I had higher expectations for the other two exams. First of all, the professors are mounds better and the classes more responsibly given. And they were at least formally better – there were actual exams and paper, invigilators, even ID card checks.

The content, however, was more of the same. Both exams were three pages of true/false, identification, bullet-response-type questions, lifted directly from class notes (with an exception or two).

When was the last time you took a final with 20 questions? I think I was in high school.

Leaving my last exam, I was pissed. Shouldn’t we be beyond memorization? Why doesn’t anyone require us to think?! All these courses are 100% finals, too – what a meaningless evaluation system. There used to be something bizarrely fun about finals – show off what you know, a challenge, a chance to connect the dots across a semester of coursework. And this? An easy way to get some numbers to put on a transcript. Not that they are easy exams – I left questions blank on both. Just seems such a cheap way to qualify students.

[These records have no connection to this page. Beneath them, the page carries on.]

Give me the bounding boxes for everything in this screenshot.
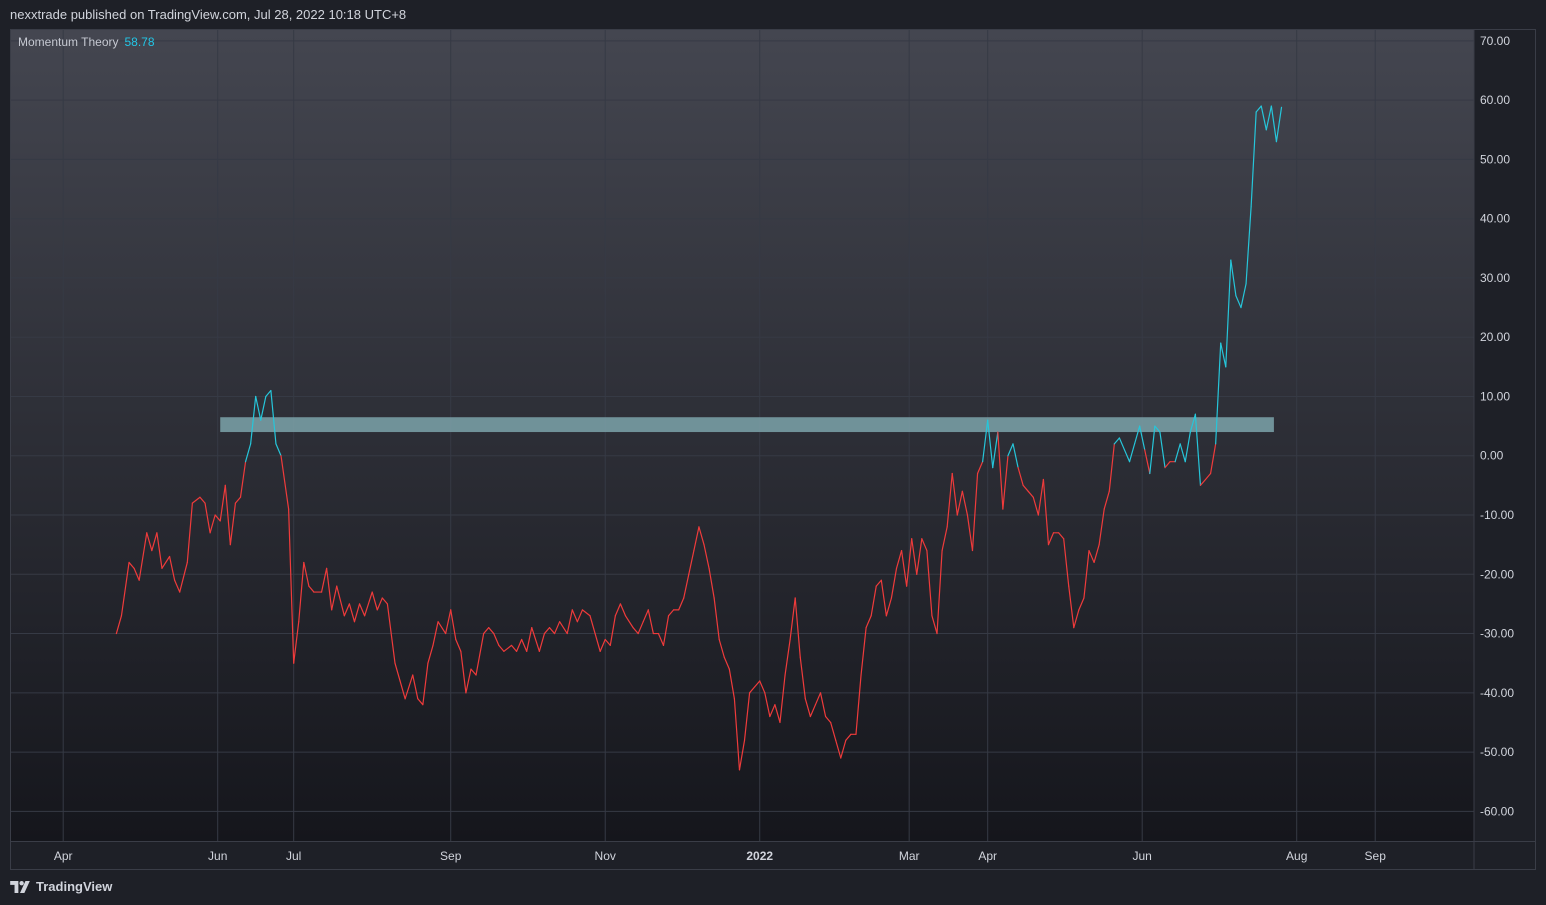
resistance-band: [220, 417, 1274, 433]
y-tick-label: 0.00: [1480, 449, 1504, 463]
y-tick-label: -60.00: [1480, 804, 1514, 818]
x-tick-label: Apr: [978, 849, 997, 863]
chart-frame[interactable]: 70.00 60.00 50.00 40.00 30.00 20.00 10.00 0.00 -…: [10, 29, 1536, 870]
x-tick-label: Jun: [208, 849, 227, 863]
y-tick-label: 10.00: [1480, 389, 1510, 403]
momentum-chart[interactable]: 70.00 60.00 50.00 40.00 30.00 20.00 10.00 0.00 -…: [10, 29, 1536, 870]
y-tick-label: 50.00: [1480, 152, 1510, 166]
indicator-value: 58.78: [124, 35, 155, 49]
indicator-legend[interactable]: Momentum Theory 58.78: [18, 35, 155, 49]
y-tick-label: -10.00: [1480, 508, 1514, 522]
x-tick-label: Apr: [54, 849, 73, 863]
footer-brand-label: TradingView: [36, 879, 113, 894]
x-tick-label: Mar: [899, 849, 920, 863]
x-tick-label: Sep: [440, 849, 462, 863]
y-tick-label: -50.00: [1480, 745, 1514, 759]
y-tick-label: 60.00: [1480, 93, 1510, 107]
time-axis-background: [10, 841, 1474, 870]
x-tick-label: Jul: [286, 849, 301, 863]
y-tick-label: 30.00: [1480, 271, 1510, 285]
y-tick-label: -20.00: [1480, 567, 1514, 581]
x-tick-label: Aug: [1286, 849, 1307, 863]
x-tick-label: Sep: [1365, 849, 1387, 863]
y-tick-label: 70.00: [1480, 34, 1510, 48]
x-tick-label: 2022: [746, 849, 773, 863]
y-tick-label: 20.00: [1480, 330, 1510, 344]
resistance-band-layer: [220, 417, 1274, 433]
y-tick-label: -30.00: [1480, 627, 1514, 641]
footer-brand[interactable]: TradingView: [10, 879, 112, 894]
y-tick-label: -40.00: [1480, 686, 1514, 700]
y-tick-label: 40.00: [1480, 212, 1510, 226]
publish-info: nexxtrade published on TradingView.com, …: [10, 7, 407, 22]
x-tick-label: Jun: [1133, 849, 1152, 863]
x-tick-label: Nov: [595, 849, 616, 863]
indicator-name: Momentum Theory: [18, 35, 119, 49]
tradingview-logo-icon: [10, 880, 30, 893]
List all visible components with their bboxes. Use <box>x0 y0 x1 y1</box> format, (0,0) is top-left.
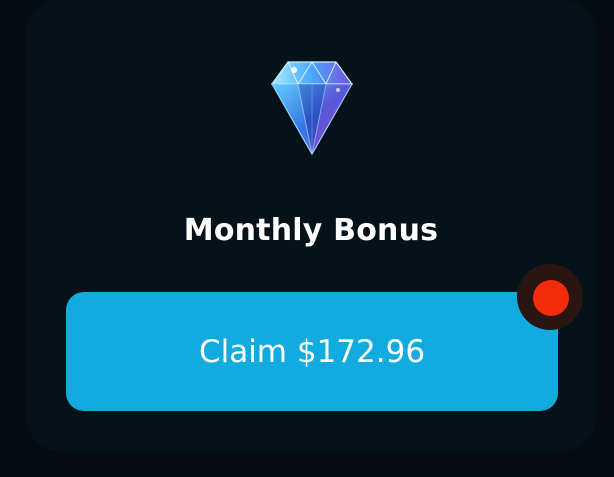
notification-dot <box>533 280 569 316</box>
claim-bonus-button[interactable]: Claim $172.96 <box>66 292 558 411</box>
bonus-title: Monthly Bonus <box>183 213 439 248</box>
diamond-icon <box>254 50 370 162</box>
monthly-bonus-card: Monthly Bonus Claim $172.96 <box>26 0 596 451</box>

The worst part – and I don’t like to think about it too much because it is depressing – is that the exams reflect the way most courses are given. Professors lecture, we listen. No such thing so far as conferences or seminars, or even coursepacks with readings to reflect on and prepare. I miss learning from the people around me. Feeling that we might have valuable opinions. Or that helping us establish some is an important part of why we're here.

Although writing papers in French was painful – oh God, so painful – it required the kind of brainpower I expect to be expending as a masters student. Crossing my fingers that our markers will engage sufficiently with our work to give some meaningful comments and restore a smidgen of my faith in the system.